No caso, considerando que a questão da suspensão da presente instância foi suscitada face à pendência de um processo (ou seja, a alegada questão prejudicial já constitui objecto de uma outra causa) haverá que apreciar a pretensão dos Réus à luz deste preceito legal.
De acordo com o mesmo, o tribunal pode ordenar a suspensão da instância quando a decisão da causa estiver dependente do julgamento de outra já proposta, isto é, quando pender causa prejudicial.

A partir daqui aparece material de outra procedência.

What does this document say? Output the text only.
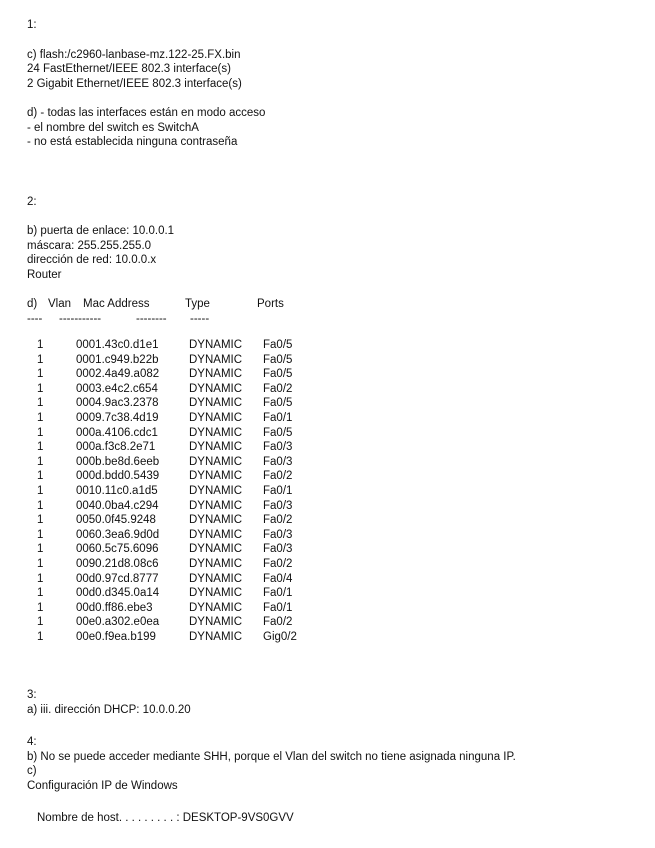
1:
c) flash:/c2960-lanbase-mz.122-25.FX.bin
24 FastEthernet/IEEE 802.3 interface(s)
2 Gigabit Ethernet/IEEE 802.3 interface(s)
d) - todas las interfaces están en modo acceso
- el nombre del switch es SwitchA
- no está establecida ninguna contraseña
2:
b) puerta de enlace: 10.0.0.1
máscara: 255.255.255.0
dirección de red: 10.0.0.x
Router
d) Vlan	Mac Address	Type	Ports
----	-----------	--------	-----
1	0001.43c0.d1e1	DYNAMIC	Fa0/5
1	0001.c949.b22b	DYNAMIC	Fa0/5
1	0002.4a49.a082	DYNAMIC	Fa0/5
1	0003.e4c2.c654	DYNAMIC	Fa0/2
1	0004.9ac3.2378	DYNAMIC	Fa0/5
1	0009.7c38.4d19	DYNAMIC	Fa0/1
1	000a.4106.cdc1	DYNAMIC	Fa0/5
1	000a.f3c8.2e71	DYNAMIC	Fa0/3
1	000b.be8d.6eeb	DYNAMIC	Fa0/3
1	000d.bdd0.5439	DYNAMIC	Fa0/2
1	0010.11c0.a1d5	DYNAMIC	Fa0/1
1	0040.0ba4.c294	DYNAMIC	Fa0/3
1	0050.0f45.9248	DYNAMIC	Fa0/2
1	0060.3ea6.9d0d	DYNAMIC	Fa0/3
1	0060.5c75.6096	DYNAMIC	Fa0/3
1	0090.21d8.08c6	DYNAMIC	Fa0/2
1	00d0.97cd.8777	DYNAMIC	Fa0/4
1	00d0.d345.0a14	DYNAMIC	Fa0/1
1	00d0.ff86.ebe3	DYNAMIC	Fa0/1
1	00e0.a302.e0ea	DYNAMIC	Fa0/2
1	00e0.f9ea.b199	DYNAMIC	Gig0/2
3:
a) iii. dirección DHCP: 10.0.0.20
4:
b) No se puede acceder mediante SHH, porque el Vlan del switch no tiene asignada ninguna IP.
c)
Configuración IP de Windows
Nombre de host. . . . . . . . . : DESKTOP-9VS0GVV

Conforme refere José Lebre de Freitas, in Código de Processo Civil Anotado, vol. I, pág.501,“Entende-se por causa prejudicial aquela que tenha por objecto pretensão que constitui pressuposto da formulada.”
A prejudicialidade e dependência existe quando numa causa se discuta, em via principal, uma questão que é essencial para a decisão da outra causa (Ac. RL de 20/03/1970, JR, 16º, pág. 256).
Cita Alberto dos Reis (in Comentário ao Código Processo Civil Vol. 3º, pág. 206, doutrina segundo a qual “uma causa é prejudicial em relação a outra quando a decisão daquela pode prejudicar a decisão desta, isto é quando a procedência da primeira tira a razão de ser à existência da segunda", ou seja, tal situação ocorre quando na causa prejudicial esteja a apreciar-se uma questão cuja sentença possa modificar ou destruir o fundamento ou a razão de ser da segunda, uma situação jurídica que tem de ser considerada para a decisão de outro pleito, só existindo verdadeira prejudicialidade e dependência quando na primeira causa se discuta, em via principal, uma questão que é essencial para a decisão da outra causa.
Na base da decisão de suspensão da instância pela existência de causa prejudicial estão razões de utilidade e conveniência processual. Pretende-se evitar que com o decurso de duas acções, em que uma das questões suscitadas pode determinar o não conhecimento da submetida a apreciação na outra, o tribunal esteja a despender esforços processuais e a onerar as partes bem como a poder eventualmente proferir decisões de sentido antagónico.
Porém, conforme sublinha Manuel Tomé Soares Gomes, in Da Dinâmica Geral do Processo Civil, Início, Desenvolvimento, Crises e Formas de Extinção da Instância, Centro de Estudos Judiciários, 1994, pág. 40, “para haver prejudicialidade não basta que o resultado possível de uma acção seja susceptível de conduzir à impossibilidade ou inutilidade de outra causa (…), mas torna-se necessário que exista precedência lógica entre o fim de uma acção e o da outra, o que deverá ser perquirido no ângulo de conexão das respectivas relações materiais controvertidas”.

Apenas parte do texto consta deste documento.